Proper hormone replacement is required during endocrinological follow-up. Additional hypopituitarism, including ACTH deficiency, persists in more than 50% of cases [45]. Although pituitary function recovery is usually not expected, hormonal re-evaluation must be performed 4–8 weeks after PA [2]. Currently, mortality in the acute setting is less than 2% [45].

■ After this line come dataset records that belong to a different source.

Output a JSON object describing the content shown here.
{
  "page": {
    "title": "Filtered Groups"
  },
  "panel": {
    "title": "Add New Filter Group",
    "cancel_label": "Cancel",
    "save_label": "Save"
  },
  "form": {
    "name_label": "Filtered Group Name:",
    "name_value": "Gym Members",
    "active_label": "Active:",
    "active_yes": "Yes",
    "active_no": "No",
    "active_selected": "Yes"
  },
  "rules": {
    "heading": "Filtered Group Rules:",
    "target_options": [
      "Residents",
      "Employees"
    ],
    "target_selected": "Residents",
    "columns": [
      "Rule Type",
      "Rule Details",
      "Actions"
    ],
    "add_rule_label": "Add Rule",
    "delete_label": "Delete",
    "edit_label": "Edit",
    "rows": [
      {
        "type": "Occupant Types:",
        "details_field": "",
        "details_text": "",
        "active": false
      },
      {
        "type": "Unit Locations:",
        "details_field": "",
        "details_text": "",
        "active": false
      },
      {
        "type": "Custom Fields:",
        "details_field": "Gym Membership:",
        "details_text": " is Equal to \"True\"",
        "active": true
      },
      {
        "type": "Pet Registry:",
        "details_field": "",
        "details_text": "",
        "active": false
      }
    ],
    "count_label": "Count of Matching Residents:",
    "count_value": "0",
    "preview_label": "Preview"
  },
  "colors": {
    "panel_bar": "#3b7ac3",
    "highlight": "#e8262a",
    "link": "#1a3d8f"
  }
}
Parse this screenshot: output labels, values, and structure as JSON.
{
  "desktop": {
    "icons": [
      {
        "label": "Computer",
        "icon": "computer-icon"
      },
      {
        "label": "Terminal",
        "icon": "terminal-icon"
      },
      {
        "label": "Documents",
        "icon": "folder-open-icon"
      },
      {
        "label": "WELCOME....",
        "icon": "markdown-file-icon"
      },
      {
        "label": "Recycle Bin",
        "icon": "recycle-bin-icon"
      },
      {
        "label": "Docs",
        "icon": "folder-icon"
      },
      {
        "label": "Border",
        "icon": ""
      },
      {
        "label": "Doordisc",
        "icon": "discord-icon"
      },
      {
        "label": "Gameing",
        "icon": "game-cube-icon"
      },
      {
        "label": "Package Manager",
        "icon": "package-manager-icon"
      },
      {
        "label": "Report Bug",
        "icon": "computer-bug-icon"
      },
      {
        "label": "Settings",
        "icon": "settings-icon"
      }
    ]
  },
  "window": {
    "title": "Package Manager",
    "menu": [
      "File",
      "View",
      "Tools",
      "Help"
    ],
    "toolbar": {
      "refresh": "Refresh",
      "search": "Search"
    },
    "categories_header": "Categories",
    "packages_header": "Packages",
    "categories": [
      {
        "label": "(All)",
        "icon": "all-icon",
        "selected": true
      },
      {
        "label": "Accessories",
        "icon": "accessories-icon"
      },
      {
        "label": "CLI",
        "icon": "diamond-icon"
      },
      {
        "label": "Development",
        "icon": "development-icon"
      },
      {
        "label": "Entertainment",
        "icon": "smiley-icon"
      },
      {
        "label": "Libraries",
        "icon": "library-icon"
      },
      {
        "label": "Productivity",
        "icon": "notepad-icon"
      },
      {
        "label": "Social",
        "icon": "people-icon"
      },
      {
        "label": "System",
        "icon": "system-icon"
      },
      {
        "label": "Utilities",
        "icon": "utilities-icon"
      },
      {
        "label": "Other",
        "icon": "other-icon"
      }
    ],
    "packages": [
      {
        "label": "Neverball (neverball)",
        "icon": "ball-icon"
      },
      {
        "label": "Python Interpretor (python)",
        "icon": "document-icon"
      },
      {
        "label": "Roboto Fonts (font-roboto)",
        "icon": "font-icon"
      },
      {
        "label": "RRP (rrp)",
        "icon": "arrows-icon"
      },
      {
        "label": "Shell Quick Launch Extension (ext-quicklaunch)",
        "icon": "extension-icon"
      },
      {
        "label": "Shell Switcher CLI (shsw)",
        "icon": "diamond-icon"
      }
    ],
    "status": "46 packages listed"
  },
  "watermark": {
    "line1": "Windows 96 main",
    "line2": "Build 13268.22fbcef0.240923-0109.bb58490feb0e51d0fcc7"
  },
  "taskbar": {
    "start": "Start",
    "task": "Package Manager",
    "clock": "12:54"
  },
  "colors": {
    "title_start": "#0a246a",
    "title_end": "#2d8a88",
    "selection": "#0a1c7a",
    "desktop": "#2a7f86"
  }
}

Figure 1a–i shows diagnostic and follow-up images of PA in a 60-year-old male with systemic arterial hypertension, no previous diagnosis of pituitary adenoma, complaints of an intense headache and nausea, and normal visual field. Images a–c show MRI taken 10 days after the clinical presentation. Management was conservative, with medical treatment and hormonal replacement for panhypopituitarism. Sellar MRI taken 24 days after the first imaging session (d–f) shows tumour volume reduction. During follow-up, there was no pituitary functional recovery, and imaging showed a continued and noteworthy reduction in tumour volume. Eight months after the first imaging session, the lesion was within sellar boundaries (g–i).

Fig. 1
figure 1

MRI performed 10 days after PA clinical presentation showing a pituitary mass impinging on the optical chiasma, with a peripheral enhancement after gadolinium in a coronal view (a), an iso- to hyperintense signal in a T2-weighted image (b) and areas with hyperintensity in a T1-weighted image without gadolinium enhancement (c). Sellar MRI taken 24 days after the first imaging session showing a reduction in tumour volume, with decreased hyperintensity in a T1-weighted image without contrast (d), hypointensity in a T2-weighted image (e) and the heterogeneous uptake of gadolinium in a T1-weighted sagittal image (f). Sellar MRI taken 8 months after the first imaging session shows a lesion within sellar boundaries, with isointensity in a T1-weighted image without gadolinium enhancement (g), areas of hypo- and isointensity in a T2-weighted image in a coronal view (h), and heterogenous contrast enhancement in a sagittal view (i)

Conclusions

Pituitary apoplexy is an uncommon vascular event that occurs most frequently in NFPA. Visual disturbances are common, including amaurosis, and patients may develop altered consciousness and even fall into a coma. Although it has been considered a surgical emergency in the past, recent data suggest that a conservative approach may be more favourable in some situations. Since there are no randomized clinical trials comparing surgical and “wait-and-see” approaches, including corticosteroid treatments, the decision should be individualized. Both surgical and conservative approaches present good outcomes in the majority of patients. The evaluation of pituitary function is mandatory both before and after treatment. Therefore, a multidisciplinary team, including endocrinologists, neurologists, ophthalmologists and neurosurgeons, is mandatory for the management of PA.